VBS Day 2... am i really getting through to them?

there were 102 people at church last night!! that's a lot!! it was a really good turn out...

however, behind the scenes, it was a very frustrating day. again, dinner got started late... the women thought there wasnt going to be enough food, so they were freaking out... but wouldn't you know it... there was food left over!

anywho, i've said this a million times... and i'll say it again... i never want to be a teacher. i may not know what i want to do, but i don't want to teach. nothing against teachers, i love them (4 of my 5 bridesmaids are teachers! they're great!)... i just don't want to teach. but, i have come to realize that God always seems to want me in that position. so, i go with the flow, and do my best while there...

but, i was so frustrated with my high school class. i've never been a fan of teaching anything between the ages of 11-18.... they are just really annoying. but, i din't realize how selfish and self serving they can be. i was disgusted at various times yesterday.

we were talking about service, and serving out friends. first, they didn't really understand how the 4 guys who carried their friend through a roof to see Jesus did anything special for him. i may have been explaining the story wrong... but i think they are just teenagers. i feel like things go it one ear, and out the other... but i digress... so, after trying to get them past that hurdle, i decided to ask the call to come up with a list of how to encourage their friends and how to be better friends to them.
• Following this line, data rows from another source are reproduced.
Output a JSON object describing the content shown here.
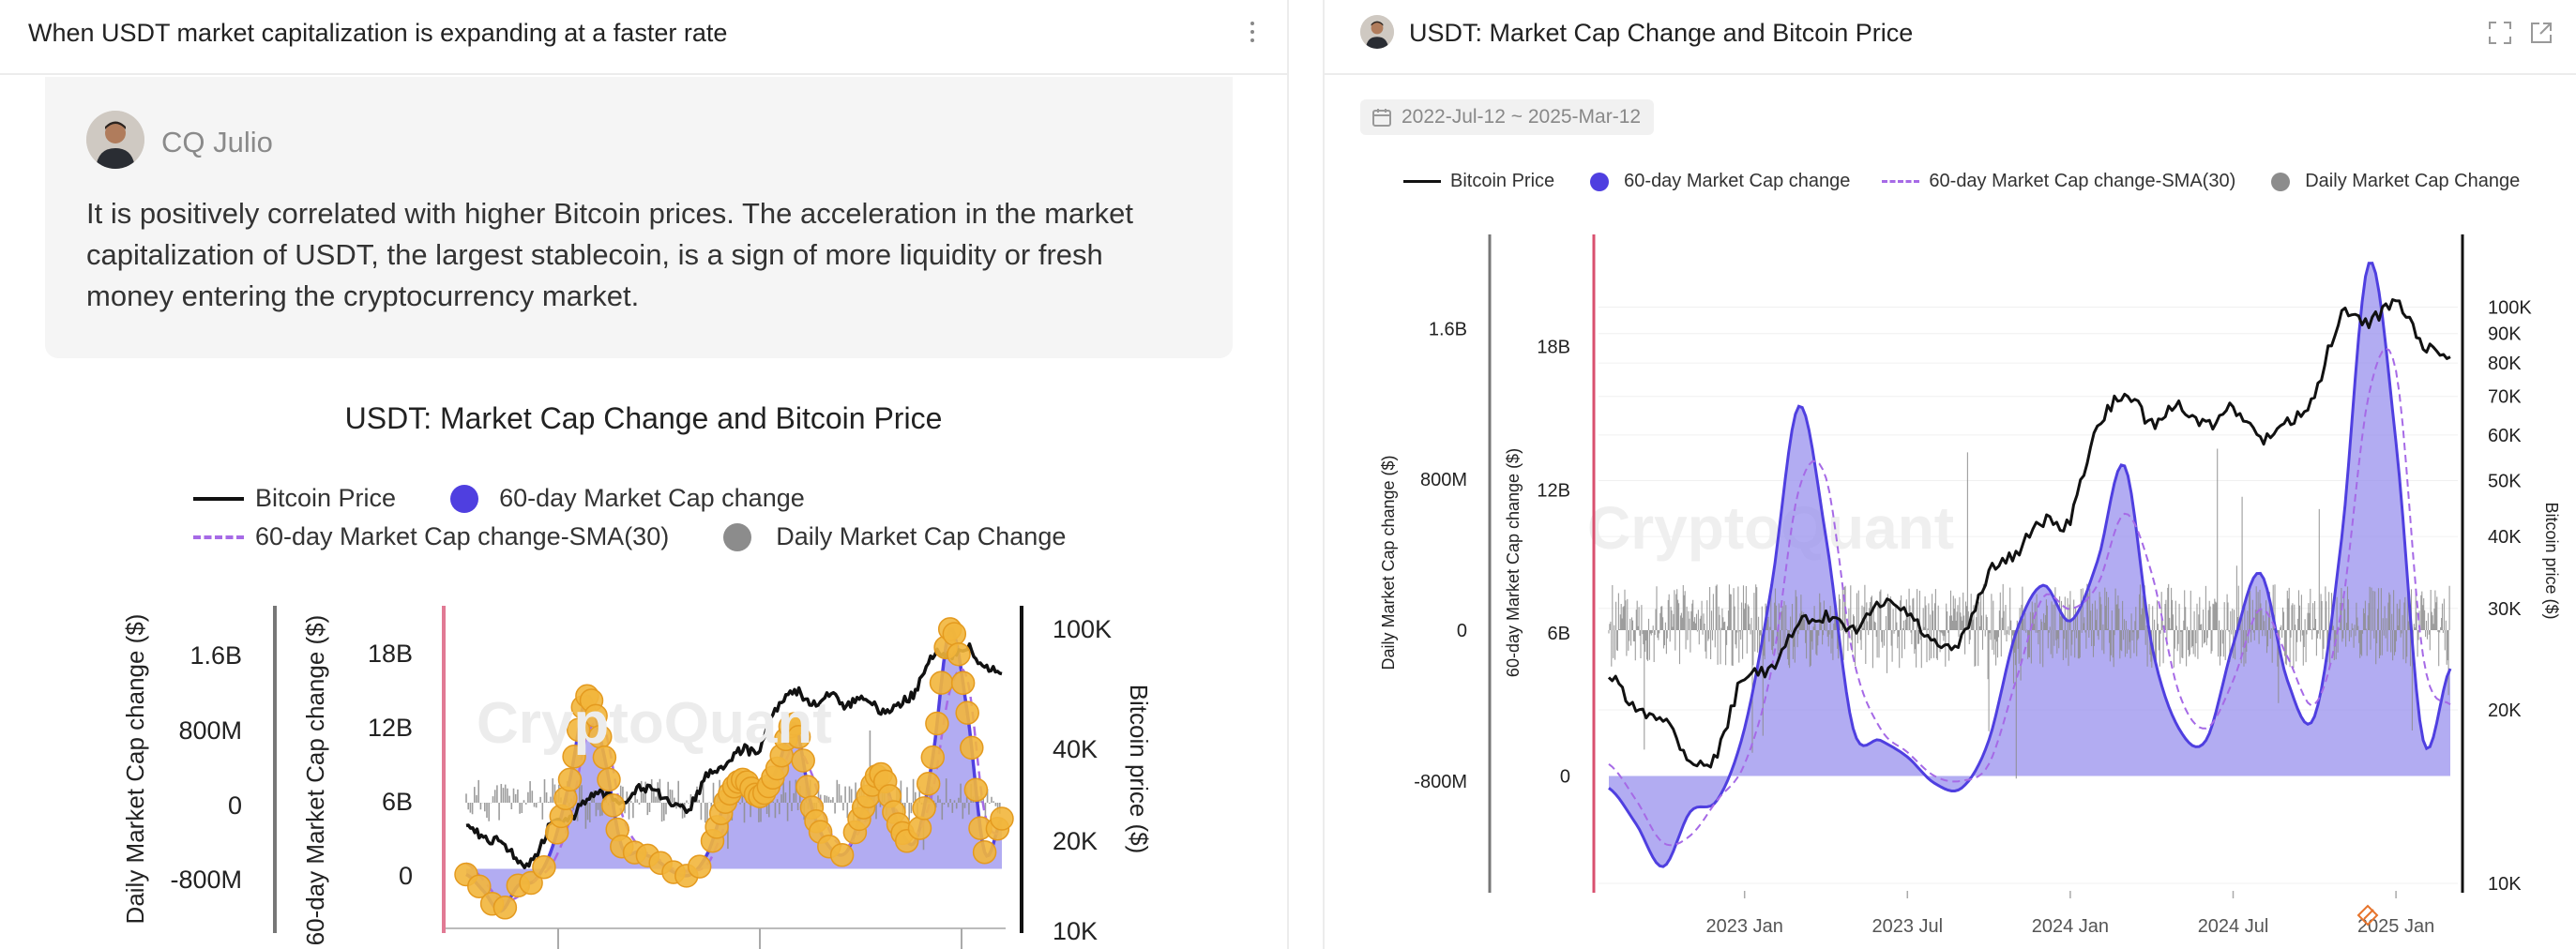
{
  "left": {
    "title": "When USDT market capitalization is expanding at a faster rate",
    "comment": {
      "author": "CQ Julio",
      "text": "It is positively correlated with higher Bitcoin prices. The acceleration in the market capitalization of USDT, the largest stablecoin, is a sign of more liquidity or fresh money entering the cryptocurrency market."
    },
    "chart_title": "USDT: Market Cap Change and Bitcoin Price"
  },
  "right": {
    "title": "USDT: Market Cap Change and Bitcoin Price",
    "date_range": "2022-Jul-12 ~ 2025-Mar-12"
  },
  "colors": {
    "bitcoin": "#111111",
    "market_cap_change": "#4f3fe0",
    "market_cap_fill": "#9890ee",
    "sma": "#a66ae6",
    "daily": "#8c8c8c",
    "marker": "#f2b63c",
    "accent_axis": "#d9506f"
  },
  "chart_data": [
    {
      "id": "left-chart",
      "type": "line",
      "title": "USDT: Market Cap Change and Bitcoin Price",
      "legend": [
        "Bitcoin Price",
        "60-day Market Cap change",
        "60-day Market Cap change-SMA(30)",
        "Daily Market Cap Change"
      ],
      "y_daily": {
        "label": "Daily Market Cap change ($)",
        "ticks": [
          "1.6B",
          "800M",
          "0",
          "-800M"
        ]
      },
      "y_60d": {
        "label": "60-day Market Cap change ($)",
        "ticks": [
          "18B",
          "12B",
          "6B",
          "0"
        ]
      },
      "y_btc": {
        "label": "Bitcoin price ($)",
        "scale": "log",
        "ticks": [
          "100K",
          "40K",
          "20K",
          "10K"
        ]
      }
    },
    {
      "id": "right-chart",
      "type": "line",
      "title": "USDT: Market Cap Change and Bitcoin Price",
      "legend": [
        "Bitcoin Price",
        "60-day Market Cap change",
        "60-day Market Cap change-SMA(30)",
        "Daily Market Cap Change"
      ],
      "x_ticks": [
        "2023 Jan",
        "2023 Jul",
        "2024 Jan",
        "2024 Jul",
        "2025 Jan"
      ],
      "y_daily": {
        "label": "Daily Market Cap change ($)",
        "ticks": [
          "1.6B",
          "800M",
          "0",
          "-800M"
        ],
        "range": [
          -1200000000,
          2300000000
        ]
      },
      "y_60d": {
        "label": "60-day Market Cap change ($)",
        "ticks": [
          "18B",
          "12B",
          "6B",
          "0"
        ],
        "range": [
          -4500000000,
          22000000000
        ]
      },
      "y_btc": {
        "label": "Bitcoin price ($)",
        "scale": "log",
        "ticks": [
          "100K",
          "90K",
          "80K",
          "70K",
          "60K",
          "50K",
          "40K",
          "30K",
          "20K",
          "10K"
        ],
        "range": [
          10000,
          125000
        ]
      },
      "x": [
        "2022-08",
        "2022-09",
        "2022-10",
        "2022-11",
        "2022-12",
        "2023-01",
        "2023-02",
        "2023-03",
        "2023-04",
        "2023-05",
        "2023-06",
        "2023-07",
        "2023-08",
        "2023-09",
        "2023-10",
        "2023-11",
        "2023-12",
        "2024-01",
        "2024-02",
        "2024-03",
        "2024-04",
        "2024-05",
        "2024-06",
        "2024-07",
        "2024-08",
        "2024-09",
        "2024-10",
        "2024-11",
        "2024-12",
        "2025-01",
        "2025-02",
        "2025-03"
      ],
      "series": [
        {
          "name": "Bitcoin Price",
          "axis": "btc",
          "values": [
            23000,
            20000,
            19500,
            16500,
            16800,
            23000,
            23500,
            28000,
            29000,
            27500,
            30500,
            29500,
            26000,
            26500,
            34500,
            37500,
            42500,
            43000,
            61500,
            70500,
            63000,
            67500,
            62000,
            66500,
            59000,
            63000,
            70000,
            96500,
            94000,
            102000,
            86000,
            83000
          ]
        },
        {
          "name": "60-day Market Cap change",
          "axis": "60d",
          "values": [
            -0.5,
            -2.0,
            -3.8,
            -1.5,
            -1.0,
            2.0,
            8.0,
            15.5,
            10.0,
            2.0,
            1.5,
            0.8,
            -0.3,
            -0.5,
            1.5,
            6.0,
            8.0,
            6.5,
            9.0,
            13.0,
            5.5,
            2.0,
            1.5,
            5.5,
            8.5,
            4.0,
            2.5,
            10.0,
            21.5,
            14.0,
            1.5,
            4.5
          ]
        },
        {
          "name": "60-day Market Cap change-SMA(30)",
          "axis": "60d",
          "values": [
            0.5,
            -1.0,
            -2.8,
            -2.5,
            -1.0,
            0.5,
            4.5,
            12.0,
            12.5,
            5.0,
            2.0,
            1.0,
            0.0,
            -0.2,
            0.5,
            4.0,
            7.5,
            7.0,
            8.0,
            11.0,
            8.5,
            3.5,
            2.0,
            4.0,
            7.0,
            5.0,
            3.0,
            7.0,
            16.0,
            17.0,
            5.0,
            3.0
          ]
        }
      ]
    }
  ]
}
the first response was "this is stupid! why am i going to make a list on how to encourage my friends? i'm not going to walk around and see how many things i can cross off!" so, i told them that wasn't the point. i said, the point is to see how we can encourage our friends in their lives, with there their problems, and how we can help them." so then i ask, "tell me how you can be a better friend to your friends."

and i go tht best answer ever.... "i'm already the best friend anyone can have... i don't need to do anything to better." i almost killed people.... i was that upset with them. then they go on to complain that there is no reason for the class, they don't need to learn how to serve people... can i just say, i felt like such a failure.

it made me wonder... am i really getting through to them? my heart breaks to think that i have such an amazing opportunity to talk to them about Jesus, and nothing is being captured. i'm the only person in the room who understands this. and, i don't know how to change it. i can talking to chris about it and he made me realize that i wasn't the one who was going to make the change in them, God is. but it's still so frustrating. these kids have such a huge capacity to do things, and they just waste it away!

pray that my high school kids will get to know Jesus better.

*besos*

1 comment:

Anonymous said...

Aw...don't sweat it. I would want to kill 'em too. That's teenagers for you unfortunately. At least you know what you don't want your own kids to end up like haha Keep it up! I'm praying for you!